Would the body be dressed in a coat alone?"
"No, sir, but the facts might be met speciously enough. Suppose that
this man Boone had thrust Neville St. Clair through the window, there
is no human eye which could have seen the deed. What would he do
then? It would of course instantly strike him that he must get rid of
the tell-tale garments. He would seize the coat, then, and be in the
act of throwing it out, when it would occur to him that it would swim
and not sink. He has little time, for he has heard the scuffle
downstairs when the wife tried to force her way up, and perhaps he
has already heard from his Lascar confederate that the police are
hurrying up the street. There is not an instant to be lost. He rushes
to some secret hoard, where he has accumulated the fruits of his
beggary, and he stuffs all the coins upon which he can lay his hands
into the pockets to make sure of the coat's sinking. He throws it
out, and would have done the same with the other garments had not he
heard the rush of steps below, and only just had time to close the
window when the police appeared."
"It certainly sounds feasible."
"Well, we will take it as a working hypothesis for want of a better.
Boone, as I have told you, was arrested and taken to the station, but
it could not be shown that there had ever before been anything
against him. He had for years been known as a professional beggar,
but his life appeared to have been a very quiet and innocent one.
There the matter stands at present, and the questions which have to
be solved--what Neville St. Clair was doing in the opium den, what
happened to him when there, where is he now, and what Hugh Boone had
to do with his disappearance--are all as far from a solution as ever.
I confess that I cannot recall any case within my experience which
looked at the first glance so simple and yet which presented such
difficulties."
While Sherlock Holmes had been detailing this singular series of
events, we had been whirling through the outskirts of the great town
until the last straggling houses had been left behind, and we rattled
along with a country hedge upon either side of us. Just as he
finished, however, we drove through two scattered villages, where a
few lights still glimmered in the windows.

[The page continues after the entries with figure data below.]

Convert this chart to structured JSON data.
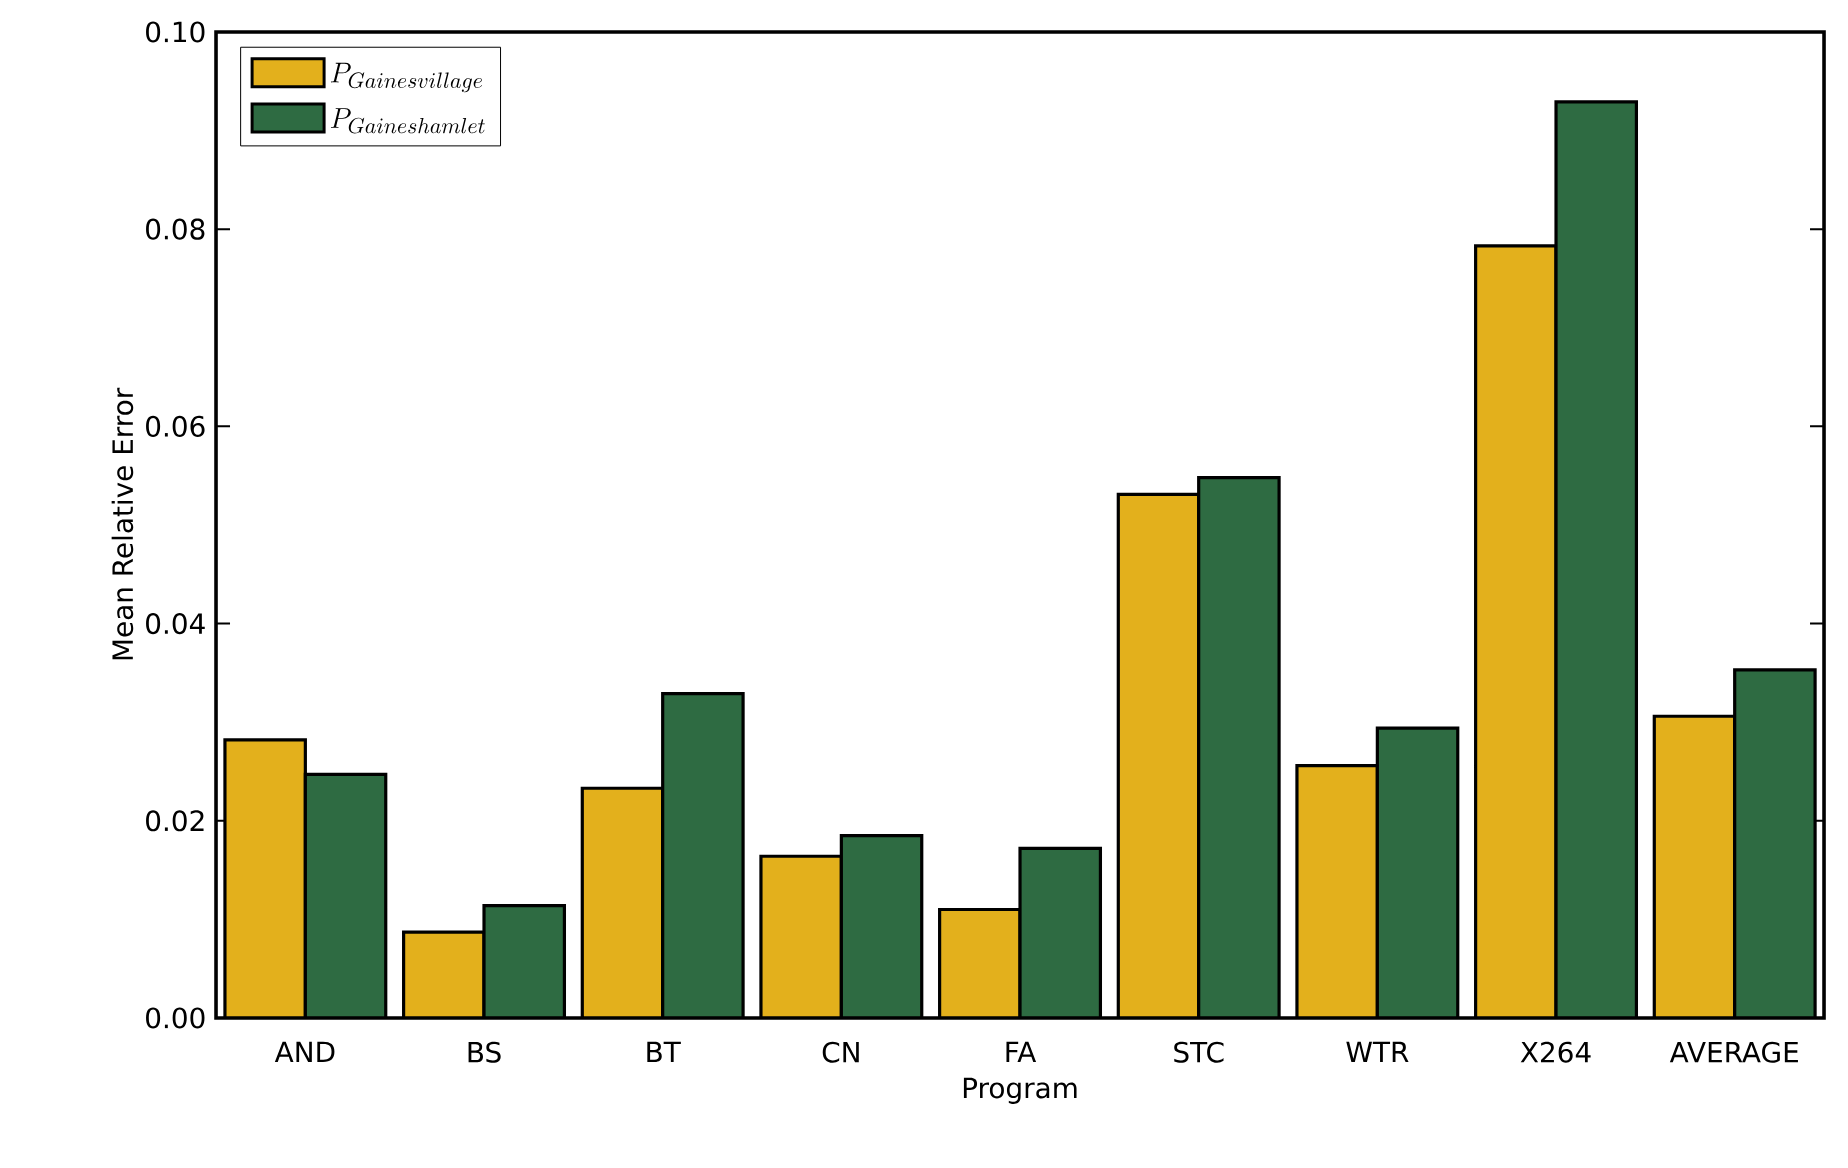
{
  "chart_data": {
    "type": "bar",
    "xlabel": "Program",
    "ylabel": "Mean Relative Error",
    "categories": [
      "AND",
      "BS",
      "BT",
      "CN",
      "FA",
      "STC",
      "WTR",
      "X264",
      "AVERAGE"
    ],
    "series": [
      {
        "name": "P_{Gainesvillage}",
        "color": "#e3b01c",
        "values": [
          0.0282,
          0.0087,
          0.0233,
          0.0164,
          0.011,
          0.0531,
          0.0256,
          0.0783,
          0.0306
        ]
      },
      {
        "name": "P_{Gaineshamlet}",
        "color": "#2e6b42",
        "values": [
          0.0247,
          0.0114,
          0.0329,
          0.0185,
          0.0172,
          0.0548,
          0.0294,
          0.0929,
          0.0353
        ]
      }
    ],
    "ylim": [
      0,
      0.1
    ],
    "yticks": [
      {
        "value": 0,
        "label": "0.00"
      },
      {
        "value": 0.02,
        "label": "0.02"
      },
      {
        "value": 0.04,
        "label": "0.04"
      },
      {
        "value": 0.06,
        "label": "0.06"
      },
      {
        "value": 0.08,
        "label": "0.08"
      },
      {
        "value": 0.1,
        "label": "0.10"
      }
    ],
    "grid": false,
    "legend": "top left"
  }
}
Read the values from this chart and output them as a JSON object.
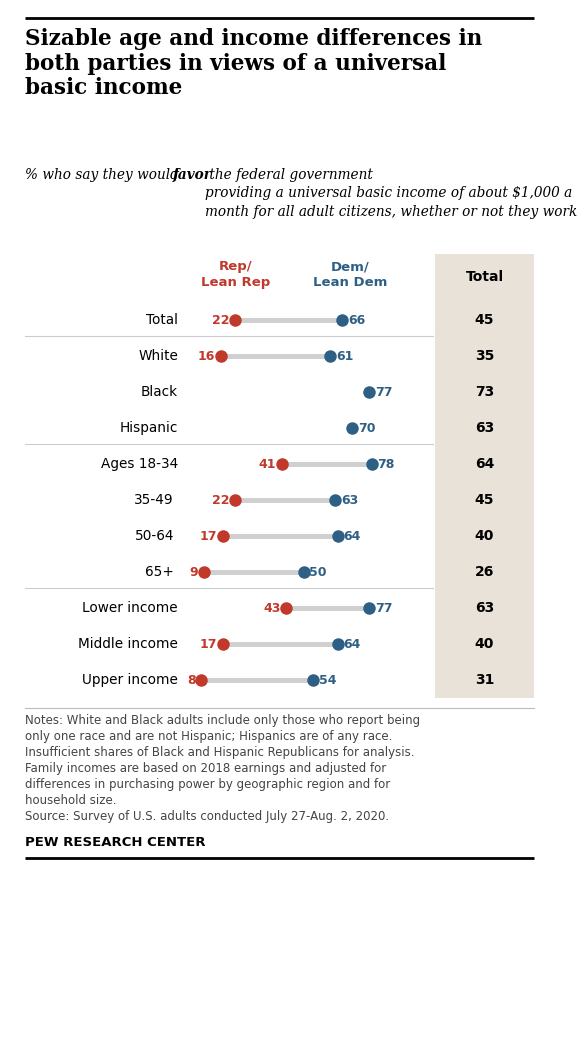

"We are on the outskirts of Lee," said my companion. "We have touched
on three English counties in our short drive, starting in Middlesex,
passing over an angle of Surrey, and ending in Kent. See that light
among the trees? That is The Cedars, and beside that lamp sits a
woman whose anxious ears have already, I have little doubt, caught
the clink of our horse's feet."
"But why are you not conducting the case from Baker Street?" I asked.
"Because there are many inquiries which must be made out here. Mrs.